At present, if children are found to have FH, they are offered lifestyle advice including avoiding cholesterol-raising high-fat foods and staying active.
Both of these measures can control levels of a type of cholesterol called LDL, which is known to be involved in the damage inside arteries that leads to cardiovascular disease.
As levels rise, usually by the age of nine, they are offered cholesterol-lowering statin medication.
The system of cascade testing typically begins with an adult in the family being picked up, often because they have developed angina – chest pain – or suffered a heart attack or stroke.
However, as Professor Kausik Ray, the Imperial College London cardiologist who co-authored the latest research, explains: ‘By this time, you are firefighting. These patients will have been running high cholesterol levels since birth and have missed out on decades of treatment. We need to find a better way of identifying them.’
The benefits of treating FH from childhood are clear. In one major study, published last year, researchers followed youngsters with the condition who had been given statins for 20 years.
Their incidence of cardiovascular disease was then compared with their parents, who also had the condition.
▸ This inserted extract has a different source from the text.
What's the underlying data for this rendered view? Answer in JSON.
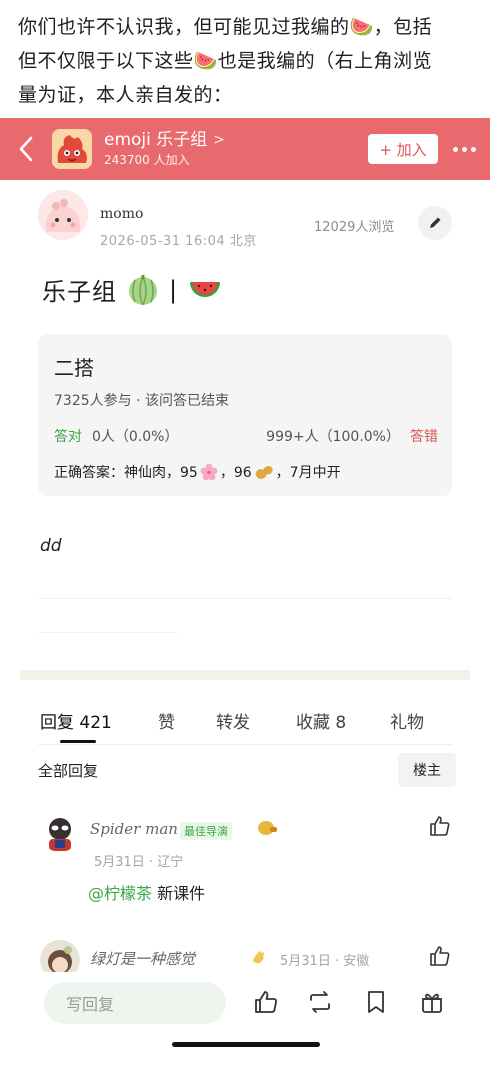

Just one per cent of the children – who by the end of the study were aged 39 – had suffered a major heart event.In the parent group, a quarter had been hit by a heart attack or stroke by this age, and one in 20 had died.
‘With kids, we can give advice to eat healthily, to not put on weight and not smoke, and they can keep this up for life, alongside medication,’ says Prof Ray. ‘This hugely reduces the risk of illness and death and means we could offer children today born with FH a normal life expectancy.
‘Given what we know, to decide not to test them seems breathtakingly short-sighted.’